Two Examples of Joy in the Seemingly Mundane

Written very quickly as part of the InkHaven Residency. More experimental than usual.

Yesterday’s post was a bit on the darker side, so today I’d like to write about something significantly lighter.

There are often moments where, as I go about my day, I pause to take joy in the many wondrous things around me. Here are two of the common ones.

The produce section of supermarkets

One of the things that never fails to make me happy is going grocery shopping as an adult. There are some standard things: being able to make my own choices, and having enough money to be able to afford the food I’d like to buy, and so forth. But I often find it’s the little things that spark the most joy.

Something I think about a lot is going to Berkeley Bowl and just seeing all the fresh produce. The image that comes to mind is the seemingly endless mounds of fresh tomatoes in the middle of winter. In a sense, it’s a very small and mundane thing. The tomatoes really aren't expensive or notable, they’re fresh tomatoes in the end.

But really, the fact that fresh tomatoes aren’t expensive or notable feels, in itself, certainly noteworthy enough to notice and take joy in. Our society is wealthy enough to have grocery stores with a dozen varieties of tomatoes that are slight variations on each other, all available out of season, either grown via greenhouse or imported from Mexico, and delivered via modern shipping from where they are grown to where I live. Not only that, we’re wealthy enough that grocery stores can just put the tomatoes out in public, with the correct expectation that people will pay for them.

The tomatoes themselves do bring me joy (especially when I eat them), as do the supply chains that enable them. But more than that, the thing that brings me joy is the knowledge that I’m fortunate enough to live in a time and place that is very privileged by the standards of history. It's not a bad place to be; it is, by all standards, a comfortable life in a fortunate time to be alive.

Divine grace between people

Sometimes, I interact with people, and I’m reminded of how good people can be. There are many things that remind me of this: the ambitious 20-year-old, fresh to the Bay Area and determined to do what it takes to do good; my friends, who despite all their busy jobs still take time to maintain their friendships with each other and with me; the drivers who wait for me as I cross the road; and so forth.

But one thing that almost always brings me joy is when people exhibit what Scott Alexander once called divine grace:

But consider the following: I am a pro-choice atheist. When I lived in Ireland, one of my friends was a pro-life Christian. I thought she was responsible for the unnecessary suffering of millions of women. She thought I was responsible for killing millions of babies. And yet she invited me over to her house for dinner without poisoning the food. And I ate it, and thanked her, and sent her a nice card, without smashing all her china.

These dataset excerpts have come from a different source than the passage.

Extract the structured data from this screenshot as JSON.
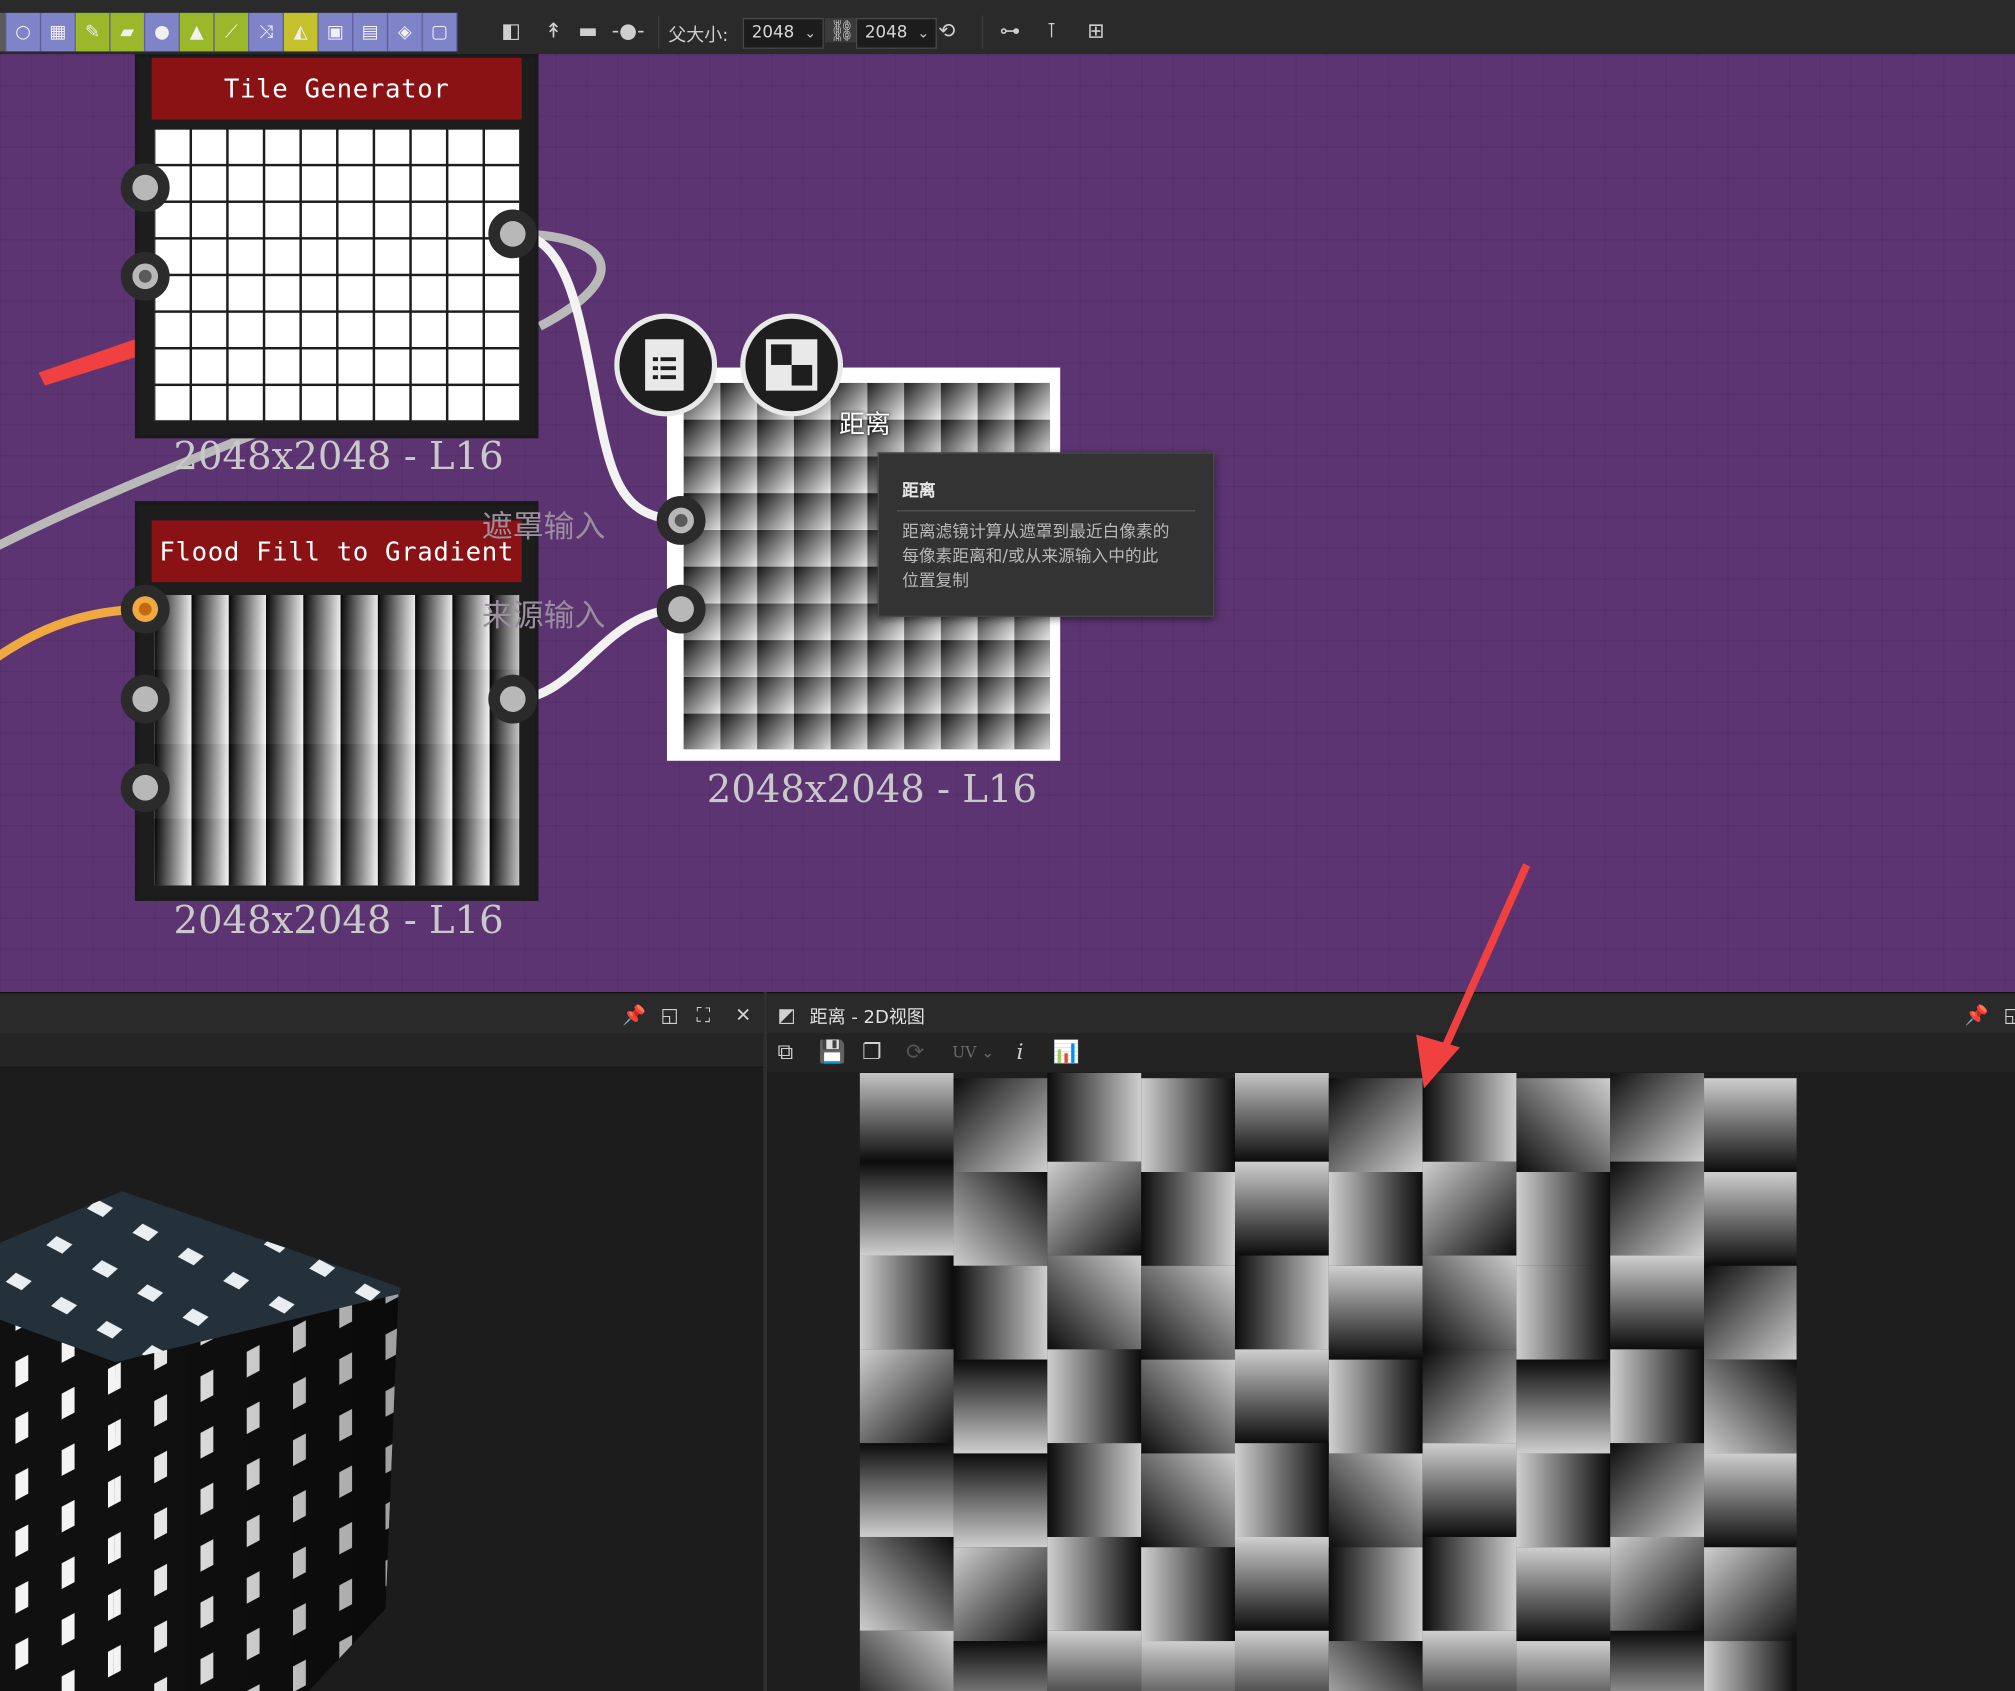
{
  "toolbar": {
    "parent_size_label": "父大小:",
    "size_x": "2048",
    "size_y": "2048",
    "tools": [
      "circle-icon",
      "bitmap-icon",
      "svg-icon",
      "uniform-color-icon",
      "blend-icon",
      "histogram-icon",
      "curve-icon",
      "shuffle-icon",
      "warp-icon",
      "transform-icon",
      "crop-icon",
      "mask-icon",
      "frame-icon"
    ]
  },
  "graph": {
    "nodes": [
      {
        "title": "Tile Generator",
        "size": "2048x2048 - L16"
      },
      {
        "title": "Flood Fill to Gradient",
        "size": "2048x2048 - L16"
      },
      {
        "caption": "距离",
        "size": "2048x2048 - L16"
      }
    ],
    "ports": {
      "mask_input": "遮罩输入",
      "source_input": "来源输入"
    },
    "tooltip": {
      "title": "距离",
      "body_lines": [
        "距离滤镜计算从遮罩到最近白像素的",
        "每像素距离和/或从来源输入中的此",
        "位置复制"
      ]
    },
    "colors": {
      "canvas": "#5c3472",
      "node_title": "#8b1214",
      "annotation_arrow": "#f04040",
      "wire_orange": "#f0a840"
    }
  },
  "view2d": {
    "title": "距离 - 2D视图",
    "uv_label": "UV"
  }
}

Please try not to be insufficiently surprised by this. Every time a Republican and a Democrat break bread together with good will, it is a miracle. It is an equilibrium as beneficial as civilization or liberalism, which developed in the total absence of any central enforcing authority.

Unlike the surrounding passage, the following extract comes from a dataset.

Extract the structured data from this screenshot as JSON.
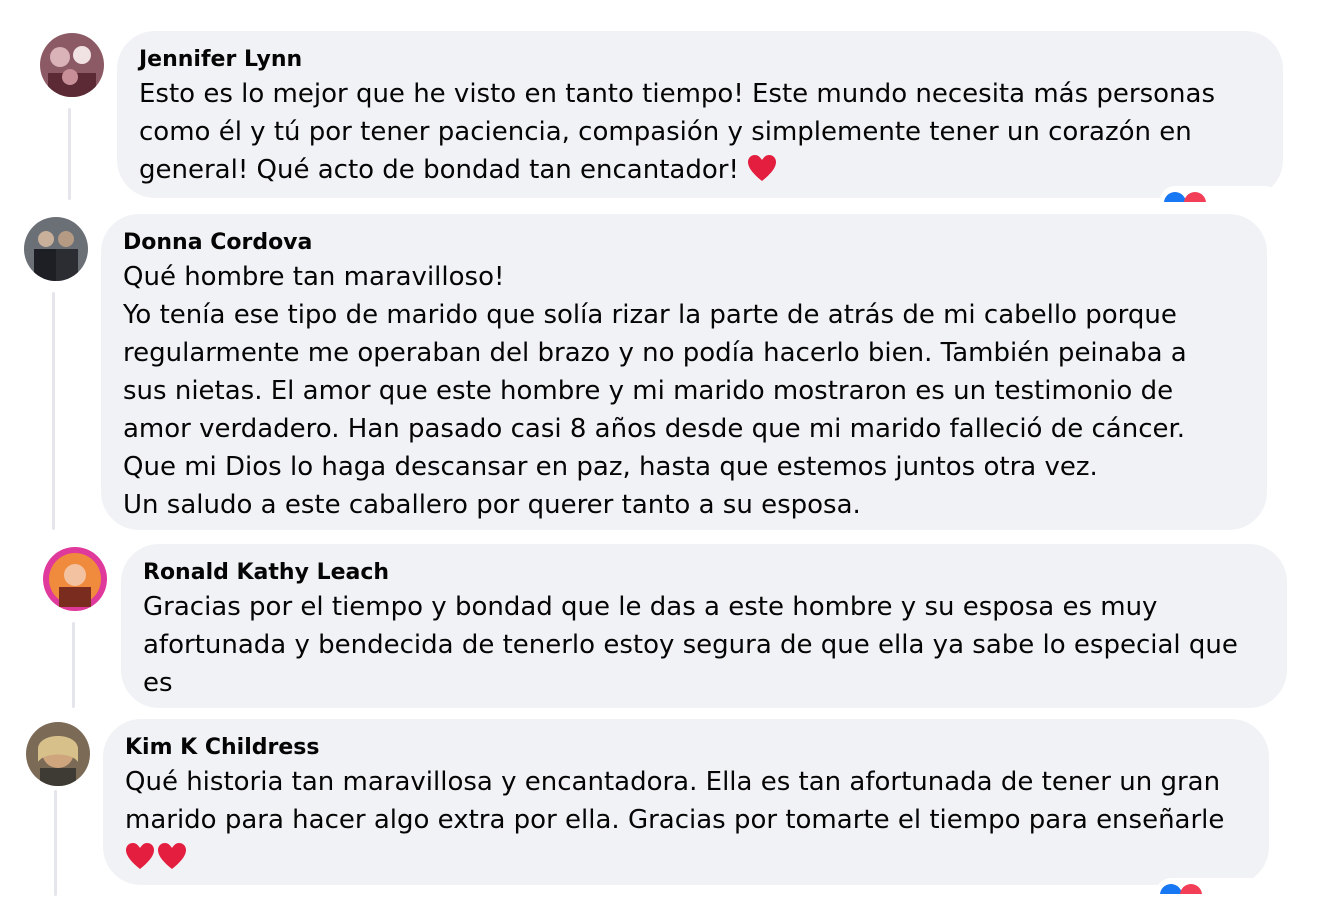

In the community around me, I often see people who strongly disagree with each other still managing to not only be civil but come together and partake in meals and activities. There are people who think that a large number of their friends are actively destroying the world, while those friends think the first group of people are holding back progress out of Luddism, and yet both groups can still come together at LightHaven for events, or work as colleagues, or even become close friends. The fact that these disagreements, however bitter, do not cause them to come to blows often feels like nothing less than divine grace. Even when I wonder whether this comes with a cost, I still take joy in the little moments of grace that allow erstwhile foes to live together in peace.


Since yesterday’s ended with a quote, it seems fitting to end today’s with a quote as well, from Jack Gilbert’s “A Brief for the Defense”:

“We must have / the stubbornness to accept our gladness in the ruthless / furnace of this world.”

Despite all the issues in the world, and all the suffering and insanity that exists and must be fought against, I still wish to be the kind of person who’s stubborn enough to take joy in the mundane but fantastical things that surround us.